On the day the world does end,
perhaps there will be no death.
Perhaps there will only be dissolution,
whether of the chair where I sit
or the walls around me, or forests of trees,
like a reverse Fall.

Maybe I won’t be sure whether all is ending
just for me, or for every living thing.
On that day, it may happen so slowly
that there’s not even a sense of alarm.
Some believe in specific signs,
events that were foretold for centuries,
foretold for the comfort or guidance of human souls.
I never embraced those symbols.
I don’t know what the end of the world
really means. Will there be
no more suitable air to breathe?
Will the sun go silent and the mouths of the birds 
go dark?

My friend wanted to die
with curiosity in his eyes.
I don’t think it turned out that way.
But I’m curious about the way the world could end.

And yet, I don’t think I want to know.
The gut punch of shock, disappointment, disbelief
that’s hit me before
must be nothing to the loss
of all we recognize. Or will we
gain it all, becoming one with
the One? Perhaps that will feel the same,
leaving us gasping, if we can breathe,
screaming, if we have throat and ears. 
Even if it’s great joy,

I don’t think I want to know.

Imagine a woman

Imagine a woman

begins to read her own life

from the beginning, and finds

that much is missing, not to be replaced.

Imagine she turns pages over,

looking for the mother, the father

who would nurture and nourish

the infant the woman had been.

Imagine the woman does not turn

away from her story, but reads on,

and when she cries, imagine

the way she holds herself

in her own arms

gently.

Imagine a woman with a book

of her own life

that has no appendix, no code

to connect this wound

to that scar, that soreness

to this ease. And the woman

does not stop reading.

She places a finger lightly on each black shape

along the line, determined to feel

the hardest angle, the sharpest

point at each sentence’s end.

Imagine the woman presses harder,

then looks at her fingertips

imprinted with every true word.

Imagine the woman takes the book

in both hands,

sets it firmly aside, then

taking ink and pen in hand,

she opens a fresh notebook,

and imagines a woman

who knows what words

are needed to make the first book

into a song.

Where am I from?

I am from this green place, this wet place, that place of weak sun, of strong sun. I am from the shore where there is sand, where there are rocks not worn by the water. I am from this place where we speak with our mouths, we speak with our hands, with our hearts.

I am from places which I have never left. I’m from the language of my homeland. I am far from the language of my birth. I am from a town that had gravel streets. I’m from paved highways. We ate the most usual foods there, we opened boxes and cans and with heat we said we were cooking. We fed ourselves less than other people did. We sang more than other people did, and did it alone if necessary, and in the snow.
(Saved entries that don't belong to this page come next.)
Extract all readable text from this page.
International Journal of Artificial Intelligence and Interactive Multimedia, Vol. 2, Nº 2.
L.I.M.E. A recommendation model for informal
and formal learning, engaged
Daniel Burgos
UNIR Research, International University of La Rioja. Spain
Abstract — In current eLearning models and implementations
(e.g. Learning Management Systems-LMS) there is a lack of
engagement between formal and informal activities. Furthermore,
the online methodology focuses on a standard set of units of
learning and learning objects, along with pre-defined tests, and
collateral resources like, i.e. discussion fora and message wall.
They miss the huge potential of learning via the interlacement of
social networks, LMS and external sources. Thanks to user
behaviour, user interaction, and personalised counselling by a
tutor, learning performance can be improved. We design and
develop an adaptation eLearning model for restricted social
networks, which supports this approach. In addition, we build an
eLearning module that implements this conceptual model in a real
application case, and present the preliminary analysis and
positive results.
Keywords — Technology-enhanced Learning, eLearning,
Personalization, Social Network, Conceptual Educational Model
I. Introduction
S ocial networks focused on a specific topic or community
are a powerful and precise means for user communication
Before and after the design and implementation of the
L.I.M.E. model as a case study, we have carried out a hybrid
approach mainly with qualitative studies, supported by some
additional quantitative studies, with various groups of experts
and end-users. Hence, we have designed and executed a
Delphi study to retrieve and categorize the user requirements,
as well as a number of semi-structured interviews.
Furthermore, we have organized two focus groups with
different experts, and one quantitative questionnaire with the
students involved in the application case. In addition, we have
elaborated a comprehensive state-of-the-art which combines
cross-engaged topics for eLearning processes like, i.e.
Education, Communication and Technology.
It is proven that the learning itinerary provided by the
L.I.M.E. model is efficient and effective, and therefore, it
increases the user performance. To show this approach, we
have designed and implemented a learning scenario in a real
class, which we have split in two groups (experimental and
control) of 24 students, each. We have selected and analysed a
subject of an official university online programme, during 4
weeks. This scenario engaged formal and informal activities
I am from telephones on the wall, and musical boxes on the table, and one television against the inner wall separating the living room and the basement stairs.

I am from staring at the moon. Where I began the earth was rock hard, and then soft as a marsh. The traditions I am from are so arcane we didn’t know what they were; they looked like nothing, like a non-Norman Rockwell, like a family broken, a family together.

I am from this earth, where I awoke this morning and at least a hundred other mornings, and I look around me with eyes wide each day, asking again and again: “Where am I from? Where am I from? Where did I ever come from, and when?”

Heading out…

Please trust yourself: in writing, in Zen, in everything.

— Natalie Goldberg

These posts are from writing practice, minimally edited, if at all.

They’re fresh out of my mind. Or I am.

I feel like I did when I was 17, sitting in the navy blue stick-shift Chevette that Pop used to let me drive to work. I felt powerful when I drove it, shifting gears. The moment seemed so full of possibility, as if I could drive into my future that very day. I didn’t particularly know what direction I might be heading, but I had no serious concern about that part of it.

Just start.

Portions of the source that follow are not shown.